…or you don’t. This may be a distinguishing feature of all real surfers. Anyone can enjoy the basic beauty of a perfectly formed, peeling wave. Basic. Beauty. Energy made visible, even violent; distant wind, steady or sudden; moving, pushing, transferring its power to the water; disorganized bundles hitting other forces, tides, waves from other winds; traveling, deepening, overcoming smaller swells…

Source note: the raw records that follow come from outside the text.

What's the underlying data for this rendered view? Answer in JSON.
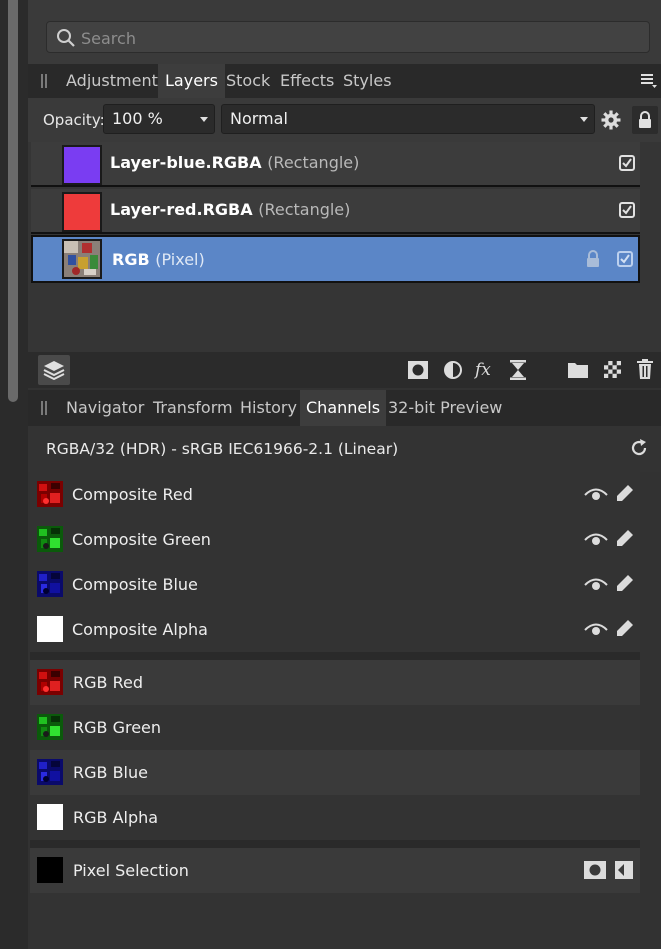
{
  "search": {
    "placeholder": "Search"
  },
  "studio_tabs": [
    "Adjustment",
    "Layers",
    "Stock",
    "Effects",
    "Styles"
  ],
  "layers": {
    "opacity_label": "Opacity:",
    "opacity_value": "100 %",
    "blend_mode": "Normal",
    "items": [
      {
        "name": "Layer-blue.RGBA",
        "kind": "(Rectangle)",
        "color": "#7a3df2",
        "visible": true,
        "selected": false
      },
      {
        "name": "Layer-red.RGBA",
        "kind": "(Rectangle)",
        "color": "#ee3b3b",
        "visible": true,
        "selected": false
      },
      {
        "name": "RGB",
        "kind": "(Pixel)",
        "color": "image",
        "visible": true,
        "selected": true,
        "locked": true
      }
    ]
  },
  "lower_tabs": [
    "Navigator",
    "Transform",
    "History",
    "Channels",
    "32-bit Preview"
  ],
  "channels": {
    "profile": "RGBA/32 (HDR) - sRGB IEC61966-2.1 (Linear)",
    "composite": [
      {
        "name": "Composite Red",
        "swatch": "red"
      },
      {
        "name": "Composite Green",
        "swatch": "green"
      },
      {
        "name": "Composite Blue",
        "swatch": "blue"
      },
      {
        "name": "Composite Alpha",
        "swatch": "white"
      }
    ],
    "layer": [
      {
        "name": "RGB Red",
        "swatch": "red"
      },
      {
        "name": "RGB Green",
        "swatch": "green"
      },
      {
        "name": "RGB Blue",
        "swatch": "blue"
      },
      {
        "name": "RGB Alpha",
        "swatch": "white"
      }
    ],
    "selection": {
      "name": "Pixel Selection",
      "swatch": "black"
    }
  },
  "colors": {
    "selected_row": "#5b86c7",
    "panel": "#333333"
  }
}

…and when they approach land, fingers and hands, points and beaches, land that has been formed by other forces, shaped by constant batterings; these lines that are the pulse, the heartbeat of the oceans, one-every-five-seconds become one-every-fifteen, four per minute…
…and then…
You can probably clearly remember picking waves out of a stormy and blown-out ocean, telling your friends, or just yourself, what you’d do on that wave (presuming you could even get out). “That one! That one! See?”

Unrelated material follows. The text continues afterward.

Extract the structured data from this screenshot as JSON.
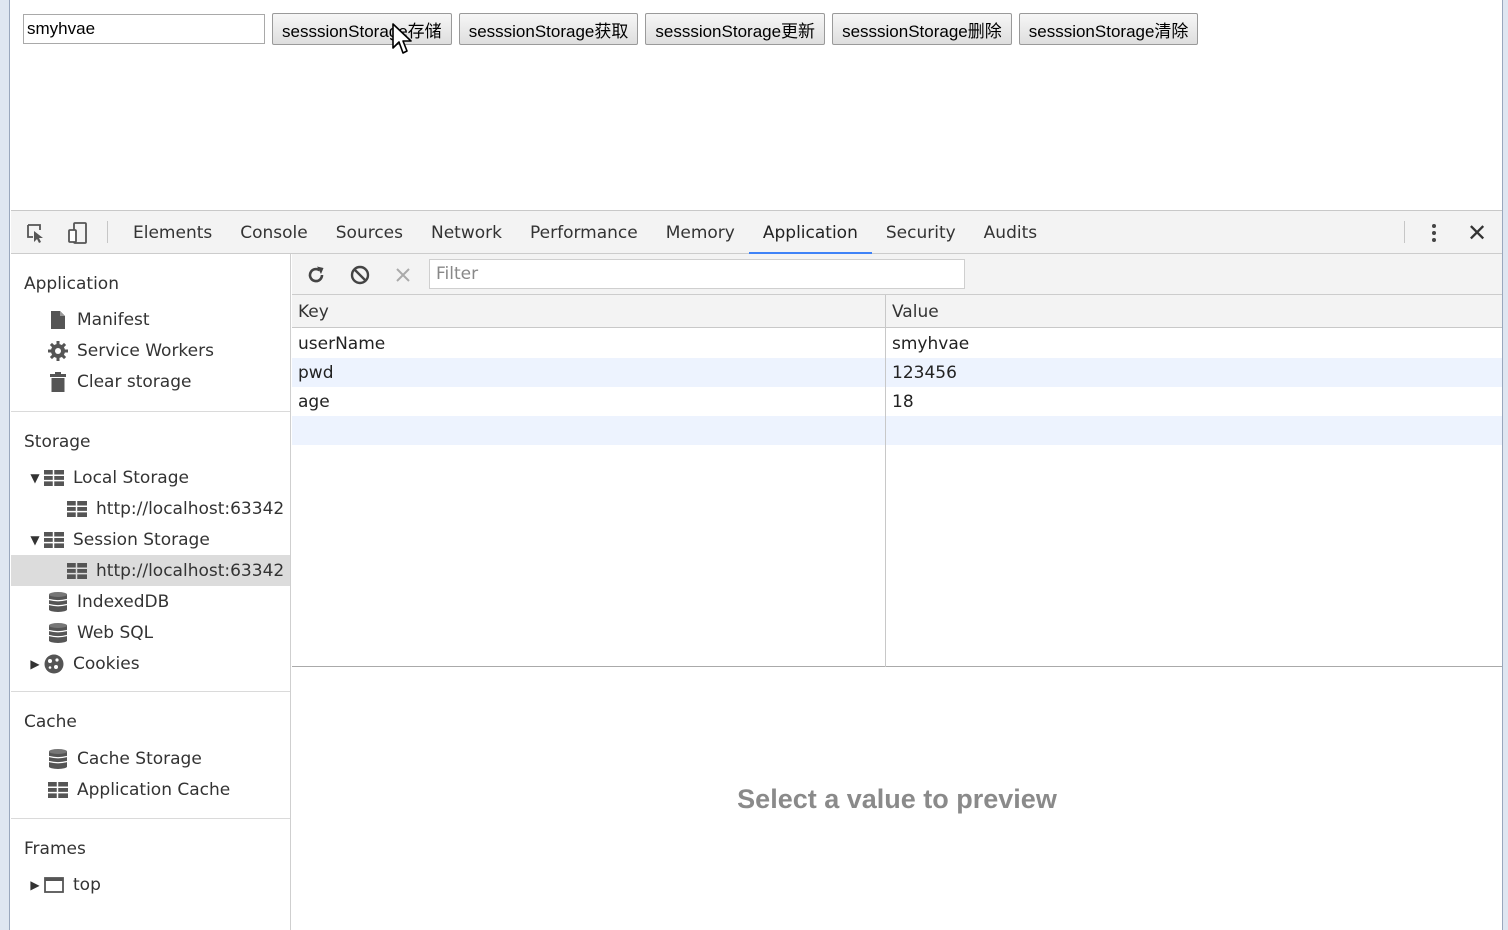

There have been moments where seeing waves hit some indicator, outside or up the beach; paddling over the shoulder, twenty yards out from the peak, where the witnessing of the beauty of the lighting and the varied-if-not-perfect symmetry of a breaking wave is enough…
…almost.
There are moments where watching a friend drop from the other side of a peak, drop-and-drive, disappear for a tick, or three, under the break, and emerge… or even not, and you’re crashing through a lip, looking toward the next wave, hoping you can paddle fast enough to line up on a hoped-for second or third wave in the set; some times that view, sharing the joy, is enough… almost.
You might just be screaming as loud as the person in the tube.
That’s part of the joy. You know that joy. I’ve never met a real surfer, no matter how cool, who won’t break into a near giggle-fit at the sight of a wave… this wave, that wave, ‘that one! That one! See!”
Hey, it’s INTERNATIONAL SURFING DAY! Feel free to FROTH OUT!